Hard red winter wheat continues to perform the best with sales 30 percent ahead of a year ago. Hard red spring is running 4 percent behind with 184 MB in sales compared to 190 MB last year.
“With the recent adjustments by USDA, we’re projected to be equal to a year ago, so obviously we still need to see our sales for hard red spring wheat pace pick up in the next month or so,” he said. “But the overall trend in U.S. exports has been quite positive to date.”
Looking at Canada, due to their late harvest, and probably some of the higher prices for higher quality and grades of wheat, Peterson noted their export shipments of spring wheat are running at 195 MB compared to 235 MB, or about 17 percent behind a year ago.

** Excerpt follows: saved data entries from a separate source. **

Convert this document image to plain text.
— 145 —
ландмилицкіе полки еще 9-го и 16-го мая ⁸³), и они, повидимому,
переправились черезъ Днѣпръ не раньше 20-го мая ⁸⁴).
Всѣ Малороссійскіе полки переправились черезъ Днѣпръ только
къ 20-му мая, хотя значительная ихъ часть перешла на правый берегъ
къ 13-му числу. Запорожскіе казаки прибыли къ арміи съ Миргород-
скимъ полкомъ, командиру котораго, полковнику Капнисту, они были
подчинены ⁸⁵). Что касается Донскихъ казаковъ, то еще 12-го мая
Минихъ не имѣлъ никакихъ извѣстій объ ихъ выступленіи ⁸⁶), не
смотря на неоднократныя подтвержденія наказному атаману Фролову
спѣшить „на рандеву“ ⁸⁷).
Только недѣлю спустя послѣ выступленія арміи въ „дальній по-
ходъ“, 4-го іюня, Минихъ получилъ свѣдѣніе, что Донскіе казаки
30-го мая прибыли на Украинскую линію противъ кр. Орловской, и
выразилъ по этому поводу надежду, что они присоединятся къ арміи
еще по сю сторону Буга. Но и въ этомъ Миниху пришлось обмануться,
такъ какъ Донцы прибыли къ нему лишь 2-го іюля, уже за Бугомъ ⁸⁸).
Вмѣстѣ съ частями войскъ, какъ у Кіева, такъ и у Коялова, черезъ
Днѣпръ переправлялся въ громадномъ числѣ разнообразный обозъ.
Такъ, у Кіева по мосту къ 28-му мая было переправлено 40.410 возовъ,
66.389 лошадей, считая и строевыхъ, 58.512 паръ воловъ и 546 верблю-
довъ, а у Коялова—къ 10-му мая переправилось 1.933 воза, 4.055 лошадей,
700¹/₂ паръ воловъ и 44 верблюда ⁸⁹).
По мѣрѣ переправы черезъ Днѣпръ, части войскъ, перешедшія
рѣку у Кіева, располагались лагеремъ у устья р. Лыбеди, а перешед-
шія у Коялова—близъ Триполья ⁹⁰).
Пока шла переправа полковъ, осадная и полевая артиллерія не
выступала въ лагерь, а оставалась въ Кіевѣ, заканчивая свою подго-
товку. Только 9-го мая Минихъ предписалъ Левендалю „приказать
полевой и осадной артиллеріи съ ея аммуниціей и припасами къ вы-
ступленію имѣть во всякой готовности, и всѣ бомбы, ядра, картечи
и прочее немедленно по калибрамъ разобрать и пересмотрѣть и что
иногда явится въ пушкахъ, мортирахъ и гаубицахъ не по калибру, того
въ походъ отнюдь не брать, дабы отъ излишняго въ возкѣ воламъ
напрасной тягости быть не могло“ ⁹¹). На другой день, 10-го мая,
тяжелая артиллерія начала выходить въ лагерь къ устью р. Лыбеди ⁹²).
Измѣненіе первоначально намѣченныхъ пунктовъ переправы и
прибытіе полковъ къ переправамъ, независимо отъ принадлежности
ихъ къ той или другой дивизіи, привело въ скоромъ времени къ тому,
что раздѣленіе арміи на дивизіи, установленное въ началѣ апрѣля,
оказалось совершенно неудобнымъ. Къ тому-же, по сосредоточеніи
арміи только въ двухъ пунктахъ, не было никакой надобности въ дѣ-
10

Canada’s spring wheat exports to the U.S. at 5.5 MB are only about half of the 10 MB they shipped to the U.S. a year ago.
“With some of the recent strength in prices we may have seen a bump in producer sales,” he said. “Going forward, I think the things that will continue to impact the market are further confirmation of the China trade deal and, more specifically, actual commitments and purchases rather than just rhetoric from China or the administration, that we’ll actually get some hard sales on the books.
Another thing would be monitoring the winter wheat crop in both Russia, as well as parts of the U.S. There are some very dry conditions in some of those regions so there is some concern going into the winter, he noted.
“The other thing would be producer selling pace versus the expectation of an increase in Asian customer demand for spring wheat over the next couple months,” he said. “We’ll see what happens.”
Peterson also noted that Pacific Northwest export prices are still about 14 cents a bushel higher than a year ago, whereas local prices to growers are still 20 cents lower than a year ago.
“So there’s still some discrepancy between the actual offered values at the ports versus what is being paid to producers,” he said. “We’ve certainly seen that narrow from what it used to be earlier this fall, but it would be nice to see more of that premium coming back to the local level. I think if we get more sales on the books we’ll see more of that transmitted back to local producer prices and basis.”